1878 (56): Tȟašúŋke Máza ktépi (Horse Iron killed-they). They killed Iron Horse.

1879 (57): Wapȟáha Sápa šuŋkawakȟaŋ óta áwičakdi (Warbonnet Black horse many captured-returned-with). Black Warbonnet led a successful horse raid.

1880 (58): Phizí thí (Gall lodge). Gall lodge. Soldiers fired into Gall’s camp on the Tongue River. Gall and his followers, Crow King, Black Moon, Low Dog, and Fools Heart, and their extended families (a total of 230 people) were brought to Standing Rock Agency in the summer of 1881.

1881 (59): Wakíŋyaŋ Nuŋpá ktépi (Thunder-Being Two killed-they). They killed Two Thunder. Two Thunderbirds are depicted.

1882 (60): Kȟaŋğí wičháša hípi (Crow men three came-they). The Crow man came to them. One Crow man is depicted “followed” by a white man.

1883 (61): 1883 (61): Matȟó Wakȟáŋ t’Á (Bear With-Energy died).

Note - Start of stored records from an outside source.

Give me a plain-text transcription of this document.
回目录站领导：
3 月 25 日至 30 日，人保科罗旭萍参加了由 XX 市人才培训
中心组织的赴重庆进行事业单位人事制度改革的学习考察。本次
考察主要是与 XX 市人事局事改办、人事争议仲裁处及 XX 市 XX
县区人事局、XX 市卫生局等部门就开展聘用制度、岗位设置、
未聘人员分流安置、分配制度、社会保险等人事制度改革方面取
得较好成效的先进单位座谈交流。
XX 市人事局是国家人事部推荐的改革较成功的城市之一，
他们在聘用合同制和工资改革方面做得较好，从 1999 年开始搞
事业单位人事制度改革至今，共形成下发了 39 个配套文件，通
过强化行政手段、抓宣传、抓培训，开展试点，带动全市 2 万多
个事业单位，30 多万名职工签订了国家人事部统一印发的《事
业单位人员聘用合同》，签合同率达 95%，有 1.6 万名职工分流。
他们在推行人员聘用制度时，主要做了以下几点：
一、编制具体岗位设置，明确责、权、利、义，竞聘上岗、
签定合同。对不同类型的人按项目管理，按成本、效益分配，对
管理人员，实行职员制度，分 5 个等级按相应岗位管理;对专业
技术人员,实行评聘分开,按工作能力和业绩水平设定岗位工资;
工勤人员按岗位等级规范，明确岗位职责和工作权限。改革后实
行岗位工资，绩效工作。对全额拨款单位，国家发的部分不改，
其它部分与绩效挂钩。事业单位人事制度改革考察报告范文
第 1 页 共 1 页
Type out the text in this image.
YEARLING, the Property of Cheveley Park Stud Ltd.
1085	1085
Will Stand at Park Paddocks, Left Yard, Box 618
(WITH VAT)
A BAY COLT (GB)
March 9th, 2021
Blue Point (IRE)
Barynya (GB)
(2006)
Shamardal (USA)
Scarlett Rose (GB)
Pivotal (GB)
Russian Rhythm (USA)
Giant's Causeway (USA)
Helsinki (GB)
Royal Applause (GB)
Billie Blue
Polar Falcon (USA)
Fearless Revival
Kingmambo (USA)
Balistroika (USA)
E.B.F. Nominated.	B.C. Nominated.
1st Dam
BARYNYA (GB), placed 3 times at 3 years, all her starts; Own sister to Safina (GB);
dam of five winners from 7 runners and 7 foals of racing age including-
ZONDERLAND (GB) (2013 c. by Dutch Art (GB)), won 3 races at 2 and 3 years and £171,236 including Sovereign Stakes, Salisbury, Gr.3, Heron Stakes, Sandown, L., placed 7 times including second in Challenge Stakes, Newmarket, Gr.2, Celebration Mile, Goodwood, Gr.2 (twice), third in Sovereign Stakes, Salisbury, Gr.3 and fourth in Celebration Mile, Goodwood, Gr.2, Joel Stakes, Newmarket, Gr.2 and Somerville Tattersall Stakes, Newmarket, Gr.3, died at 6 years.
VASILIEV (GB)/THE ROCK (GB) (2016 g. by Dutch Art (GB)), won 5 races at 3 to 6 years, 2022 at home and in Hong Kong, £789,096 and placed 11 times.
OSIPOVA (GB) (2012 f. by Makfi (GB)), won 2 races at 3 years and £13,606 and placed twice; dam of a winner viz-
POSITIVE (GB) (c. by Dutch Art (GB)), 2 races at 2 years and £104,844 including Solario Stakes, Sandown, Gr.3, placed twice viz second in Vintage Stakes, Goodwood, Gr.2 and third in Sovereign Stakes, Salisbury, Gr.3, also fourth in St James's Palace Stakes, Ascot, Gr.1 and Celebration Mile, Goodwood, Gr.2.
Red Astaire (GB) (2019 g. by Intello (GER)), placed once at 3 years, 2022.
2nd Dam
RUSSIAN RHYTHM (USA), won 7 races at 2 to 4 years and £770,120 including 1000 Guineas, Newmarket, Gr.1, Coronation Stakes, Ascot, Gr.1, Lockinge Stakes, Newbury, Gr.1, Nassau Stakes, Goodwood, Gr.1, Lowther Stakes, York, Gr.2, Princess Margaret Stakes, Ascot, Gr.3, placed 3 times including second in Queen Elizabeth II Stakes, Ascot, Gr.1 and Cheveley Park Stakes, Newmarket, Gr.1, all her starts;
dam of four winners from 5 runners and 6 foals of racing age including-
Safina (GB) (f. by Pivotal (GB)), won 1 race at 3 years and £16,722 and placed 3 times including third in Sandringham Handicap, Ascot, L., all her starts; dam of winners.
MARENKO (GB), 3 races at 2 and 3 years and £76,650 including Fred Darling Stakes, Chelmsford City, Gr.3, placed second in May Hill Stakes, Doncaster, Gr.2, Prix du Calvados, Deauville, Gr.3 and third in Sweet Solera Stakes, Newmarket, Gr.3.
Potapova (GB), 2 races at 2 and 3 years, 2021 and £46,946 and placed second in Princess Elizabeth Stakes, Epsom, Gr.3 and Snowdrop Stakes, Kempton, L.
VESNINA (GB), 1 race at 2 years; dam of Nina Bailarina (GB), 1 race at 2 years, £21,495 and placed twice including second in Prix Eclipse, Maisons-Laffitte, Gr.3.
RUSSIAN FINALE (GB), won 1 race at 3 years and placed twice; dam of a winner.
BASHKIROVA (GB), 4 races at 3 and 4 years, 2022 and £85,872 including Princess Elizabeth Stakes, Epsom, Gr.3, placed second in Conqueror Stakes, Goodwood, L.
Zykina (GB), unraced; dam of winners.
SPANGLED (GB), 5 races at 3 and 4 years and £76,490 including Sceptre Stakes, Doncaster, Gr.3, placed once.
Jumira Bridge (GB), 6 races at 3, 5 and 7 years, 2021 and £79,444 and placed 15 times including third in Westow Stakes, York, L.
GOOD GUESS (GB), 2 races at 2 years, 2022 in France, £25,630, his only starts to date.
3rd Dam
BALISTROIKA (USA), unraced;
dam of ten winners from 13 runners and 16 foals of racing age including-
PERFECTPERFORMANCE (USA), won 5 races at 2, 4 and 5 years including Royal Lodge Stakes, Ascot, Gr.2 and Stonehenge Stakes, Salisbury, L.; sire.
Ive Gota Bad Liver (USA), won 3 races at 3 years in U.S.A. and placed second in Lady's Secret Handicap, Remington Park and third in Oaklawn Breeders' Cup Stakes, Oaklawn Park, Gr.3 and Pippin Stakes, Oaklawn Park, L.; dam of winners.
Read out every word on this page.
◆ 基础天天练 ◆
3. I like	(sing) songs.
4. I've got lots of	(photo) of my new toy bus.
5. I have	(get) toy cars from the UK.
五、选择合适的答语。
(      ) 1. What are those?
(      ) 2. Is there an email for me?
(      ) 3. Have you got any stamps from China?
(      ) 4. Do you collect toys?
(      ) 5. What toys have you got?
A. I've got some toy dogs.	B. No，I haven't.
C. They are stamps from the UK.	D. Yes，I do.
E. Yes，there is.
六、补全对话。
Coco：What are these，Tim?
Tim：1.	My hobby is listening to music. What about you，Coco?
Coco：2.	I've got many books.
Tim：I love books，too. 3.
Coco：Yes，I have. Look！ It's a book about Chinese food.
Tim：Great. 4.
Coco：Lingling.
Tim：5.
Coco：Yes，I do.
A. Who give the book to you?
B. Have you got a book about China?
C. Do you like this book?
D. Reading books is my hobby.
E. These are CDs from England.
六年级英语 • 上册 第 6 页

Holy Bear died. The Medicine Bear and Blue Thunder Winter Counts both say that Medicine Bear died this year.

1884 (62): Makȟá k’apí (Earth dug-they). They dug earth. This could reference the construction of a sod house, construction (maintenance possibly) of an earth lodge, or preparations for funerals.

1885 (63): Waȟúŋ Nap’íŋ t’Á (Burning Necklace died). Burning Necklace died.

1886 (64): Wakȟáŋpahomni ktépi (With-Energy-Turns killed-they). They killed Turns Holy.

1887 (65): Maȟpíya Hétoŋ mníwani kté (Cloud Horn Turning kill). Turning Horn Cloud was killed. The image resembles the Medicine Bear Winter Count entry for this year. The Blue Thunder Winter Count text for this year, however, seems to be a better correlation: Matȟó Núŋpa huŋká waŋžítku t’Á, Čhečá Yámni ečíyapi (Bear Two ceremoniously-adopted one-his died, Thighs Three name-they). Two Bear’s ceremonially adopted brother, whom they called Three Thighs, died. Neither text from Blue Thunder nor Medicine Bear seem to fully match the entry on this variant. One of the figure’s cheek is colored red, as a woman would have colored her cheeks. Red painted circles on a woman’s cheeks were considered beautiful accents.

1888 (66): Išúŋmanuŋ t’Á (Fails-To-Steal died). Does Not Steal died.

1889 (67): Šuŋkawakȟaŋ waŋ kiíyaŋkdi t’Á (Horse a race-horse died). A race horse died.